Faisant allusion au doublement du salaire minimum en Hongrie en 2001-2002, l’OIT insiste sur la condition que les salaires minimums soient ajustés d’une manière progressive et constante.

Cela est, toutefois, bien différent de la recommandation du G20, qui prône le maintien des salaires minimums à un niveau bas et indécent.

Enfin, il est fondamental de remarquer que cette discussion politique concernant un seuil « universel » n’a pas beaucoup de sens.

D’un point de vue statique, tout dépend de la distribution des compétences, de l’éducation et de la formation.

À partir du moment où cette distribution est plus égale, les salaires minimums peuvent et doivent même être considérablement rehaussés afin d’éviter tout risque d’exploitation.

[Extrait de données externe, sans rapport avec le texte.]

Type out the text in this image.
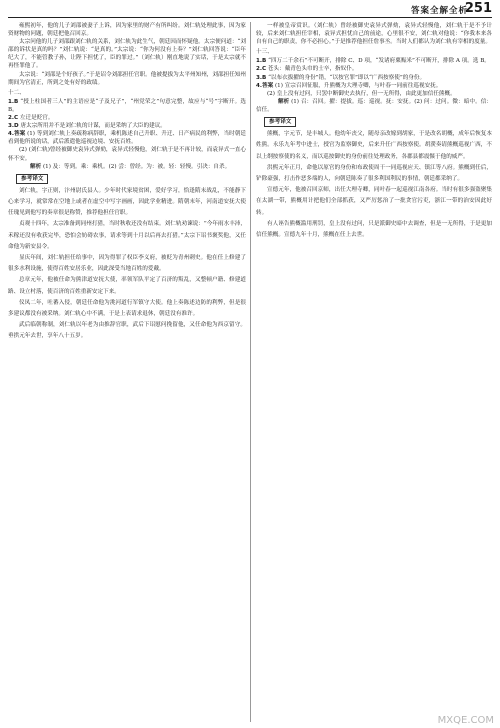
答案全解全析
251

雍熙初年，他的儿子刘邵被妻子上诉，因为家里的财产有所纠纷。刘仁轨处理此事，因为家资财物的问题，朝廷把他召回京。

太宗问他的儿子刘邵跟刘仁轨的关系，刘仁轨为此生气，朝廷因而怀疑他。太宗便问道：“刘邵的诉状是真的吗？”刘仁轨说：“是真的。”太宗说：“你为何没有上奏？”刘仁轨回答说：“臣年纪大了，不能管教子孙，让陛下担忧了，臣的罪过。”（刘仁轨）刚直地说了实话，于是太宗就不再怪罪他了。

太宗说：“刘邵是个好孩子。”于是诏令刘邵担任官职。他被提拔为太平州知州，刘邵担任知州期间为官清正，所到之处有好的政绩。

十二、

1.B “授上柱国者三人”的主语应是“子及兄子”，“州党荣之”句意完整，故应与“号”字断开。选B。

2.C 左迁是贬官。

3.D 唐太宗所用并不是刘仁轨的计谋，而是采纳了大臣的建议。

4.答案 (1) 等到刘仁轨上奏疏称病辞职，乘机陈述自己升职、升迁、日产病民的利弊，当时朝廷看到他所说的话，武后派遣他巡视边境、安抚百姓。

(2) (刘仁轨)曾经被御史袁异式弹劾，袁异式轻慢他，刘仁轨于是不再计较，而袁异式一直心怀不安。

解析 (1) 及：等到。乘：乘机。(2) 尝：曾经。为：被。轻：轻慢。引决：自杀。

参考译文

刘仁轨，字正则，汴州尉氏县人。少年时代家境贫困，爱好学习，恰逢隋末战乱，不能静下心来学习，就常常在空地上或者在虚空中写字画画，因此学业精进。隋朝末年，河南道安抚大使任瑰见到他写的奏章很是称赞，推荐他担任官职。

贞观十四年，太宗准备到同州打猎，当时秋收还没有结束。刘仁轨劝谏说：“今年雨水丰沛，禾稼还没有收获完毕，恐怕会妨碍农事，请求等到十月以后再去打猎。”太宗下诏书褒奖他，又任命他为新安县令。

显庆年间，刘仁轨担任给事中，因为得罪了权臣李义府，被贬为青州刺史。他在任上修建了很多水利设施，使得百姓安居乐业，因此深受当地百姓的爱戴。

总章元年，他被任命为熊津道安抚大使，率领军队平定了百济的叛乱，又整顿户籍、修建道路、设立村落，使百济的百姓重新安定下来。

仪凤二年，吐蕃入侵，朝廷任命他为洮河道行军镇守大使。他上奏陈述边防的利弊，但是很多建议都没有被采纳。刘仁轨心中不满，于是上表请求退休，朝廷没有准许。

武后临朝称制，刘仁轨以年老为由推辞官职，武后下诏慰问挽留他，又任命他为西京留守。垂拱元年去世，享年八十五岁。

一样被皇帝赏识。（刘仁轨）曾经被御史袁异式弹劾，袁异式轻慢他，刘仁轨于是不予计较，后来刘仁轨担任宰相，袁异式担忧自己的前途，心里很不安，刘仁轨对他说：“你我本来各自有自己的职责，你不必担心。”于是推荐他担任詹事丞。当时人们都认为刘仁轨有宰相的度量。

十三、

1.B “四万二千余石”不可断开，排除 C、D 项，“发诸府粟赈米”不可断开，排除 A 项。选 B。

2.C 苍头：戴青色头巾的士卒，指奴仆。

3.B “以布衣拔擢的身份”错，“以按官罪”即以“广西按察使”的身份。

4.答案 (1) 宣宗召回征服，升熊概为大理寺卿，与叶春一同前往巡视安抚。

(2) 皇上没有过问，只罢中断御史去执行，但一无所得，由此更加信任熊概。

解析 (1) 召：召回。擢：提拔。巡：巡视。抚：安抚。(2) 问：过问。微：暗中。信：信任。

参考译文

熊概，字元节，是丰城人。他幼年丧父，随母亲改嫁到胡家，于是改名胡概，成年后恢复本姓熊。永乐九年考中进士，授官为监察御史，后来升任广西按察使。胡濙奏请熊概巡视广西，不以上纲按察使的名义，而以巡按御史的身份前往处理政务，各郡县都震慑于他的威严。

洪熙元年正月，命他以原官的身份和布政使周干一同巡视应天、镇江等八府。熊概到任后，铲除豪强，打击作恶多端的人，向朝廷陈奏了很多利国利民的事情，朝廷都采纳了。

宣德元年，他被召回京师，出任大理寺卿，同叶春一起巡视江南各府。当时有很多强盗聚集在太湖一带，熊概用计把他们全部抓获，又严厉惩治了一批贪官污吏，浙江一带的治安因此好转。

有人诬告熊概滥用刑罚，皇上没有过问，只是派御史暗中去调查，但是一无所得，于是更加信任熊概。宣德九年十月，熊概在任上去世。

MXQE.COM
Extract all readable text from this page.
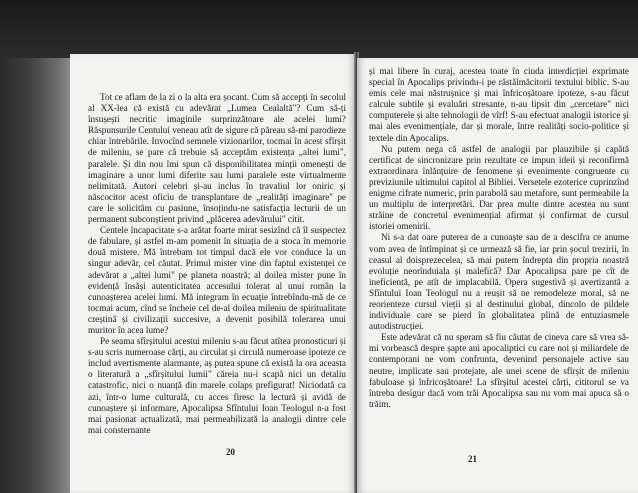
Tot ce aflam de la zi o la alta era șocant. Cum să accepți în secolul al XX-lea că există cu adevărat „Lumea Cealaltă"? Cum să-ți însușești necritic imaginile surprinzătoare ale acelei lumi? Răspunsurile Centului veneau atît de sigure că păreau să-mi parodieze chiar întrebările. Invocînd semnele vizionarilor, tocmai în acest sfîrșit de mileniu, se pare că trebuie să acceptăm existența „altei lumi", paralele. Și din nou îmi spun că disponibilitatea minții omenești de imaginare a unor lumi diferite sau lumi paralele este virtualmente nelimitată. Autori celebri și-au inclus în travaliul lor oniric și născocitor acest oficiu de transplantare de „realități imaginare" pe care le solicităm cu pasiune, însoțindu-ne satisfacția lecturii de un permanent subconștient privind „plăcerea adevărului" citit.

Centele încapacitate s-a arătat foarte mirat sesizînd că îl suspectez de fabulare, și astfel m-am pomenit în situația de a stoca în memorie două mistere. Mă întrebam tot timpul dacă ele vor conduce la un singur adevăr, cel căutat. Primul mister vine din faptul existenței ce adevărat a „altei lumi" pe planeta noastră; al doilea mister pune în evidență însăși autenticitatea accesului tolerat al unui român la cunoașterea acelei lumi. Mă integram în ecuație întrebîndu-mă de ce tocmai acum, cînd se încheie cel de-al doilea mileniu de spiritualitate creștină și civilizații succesive, a devenit posibilă tolerarea unui muritor în acea lume?

Pe seama sfîrșitului acestui mileniu s-au făcut atîtea pronosticuri și s-au scris numeroase cărți, au circulat și circulă numeroase ipoteze ce includ avertismente alarmante, aș putea spune că există la ora aceasta o literatură a „sfîrșitului lumii" căreia nu-i scapă nici un detaliu catastrofic, nici o nuanță din marele colaps prefigurat! Niciodată ca azi, într-o lume culturală, cu acces firesc la lectură și avidă de cunoaștere și informare, Apocalipsa Sfîntului Ioan Teologul n-a fost mai pasionat actualizată, mai permeabilizată la analogii dintre cele mai consternante

20

și mai libere în curaj, acestea toate în ciuda interdicției exprimate special în Apocalips privindu-i pe răstălmăcitorii textului biblic. S-au emis cele mai năstrușnice și mai înfricoșătoare ipoteze, s-au făcut calcule subtile și evaluări stresante, n-au lipsit din „cercetare" nici computerele și alte tehnologii de vîrf! S-au efectuat analogii istorice și mai ales evenimențiale, dar și morale, între realități socio-politice și textele din Apocalips.

Nu putem nega că astfel de analogii par plauzibile și capătă certificat de sincronizare prin rezultate ce impun ideii și reconfirmă extraordinara înlănțuire de fenomene și evenimente congruente cu previziunile ultimului capitol al Bibliei. Versetele ezoterice cuprinzînd enigme cifrate numeric, prin parabolă sau metafore, sunt permeabile la un multiplu de interpretări. Dar prea multe dintre acestea nu sunt străine de concretul evenimențial afirmat și confirmat de cursul istoriei omenirii.

Ni s-a dat oare puterea de a cunoaște sau de a descifra ce anume vom avea de întîmpinat și ce urmează să fie, iar prin șocul trezirii, în ceasul al doisprezecelea, să mai putem îndrepta din propria noastră evoluție neorînduiala și malefică? Dar Apocalipsa pare pe cît de ineficientă, pe atît de implacabilă. Opera sugestivă și avertizantă a Sfîntului Ioan Teologul nu a reușit să ne remodeleze moral, să ne reorienteze cursul vieții și al destinului global, dincolo de pildele individuale care se pierd în globalitatea plină de entuziasmele autodistrucției.

Este adevărat că nu speram să fiu căutat de cineva care să vrea să-mi vorbească despre șapte ani apocaliptici cu care noi și miliardele de contemporani ne vom confrunta, devenind personajele active sau neutre, implicate sau protejate, ale unei scene de sfîrșit de mileniu fabuloase și înfricoșătoare! La sfîrșitul acestei cărți, cititorul se va întreba desigur dacă vom trăi Apocalipsa sau nu vom mai apuca să o trăim.

21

D’un point de vue dynamique, le mécanisme d’ajustement sous-tendant la politique devrait être axé sur la mise à niveau des compétences et des pratiques d’entreprise, plutôt que sur un nivellement par le bas de salaires déjà excessivement bas.

En l’occurrence, des salaires minimums robustes peuvent, en réalité, servir d’incitation pour les employeurs, encourageant ces derniers à réorganiser leurs entreprises pour les rendre meilleures et plus performantes.

Voici une autre citation de l’OIT : « La Low Pay Commission, au Royaume-Uni, a insisté sur l’importance du salaire minimum pour encourager une concurrence basée, à la fois, sur la qualité et le prix ; pour promouvoir l’engagement et la loyauté des employés, pour réduire la rotation du personnel et privilégier l’investissement dans la formation, impulsant, par-là même, la productivité et la compétitivité des entreprises ».

Dans leur empressement aveugle à instaurer une flexibilité salariale débridée à travers l’Europe et la zone euro, les institutions internationales sont en train de négliger ces dimensions et fonctions essentielles de la politique sur les salaires minimums.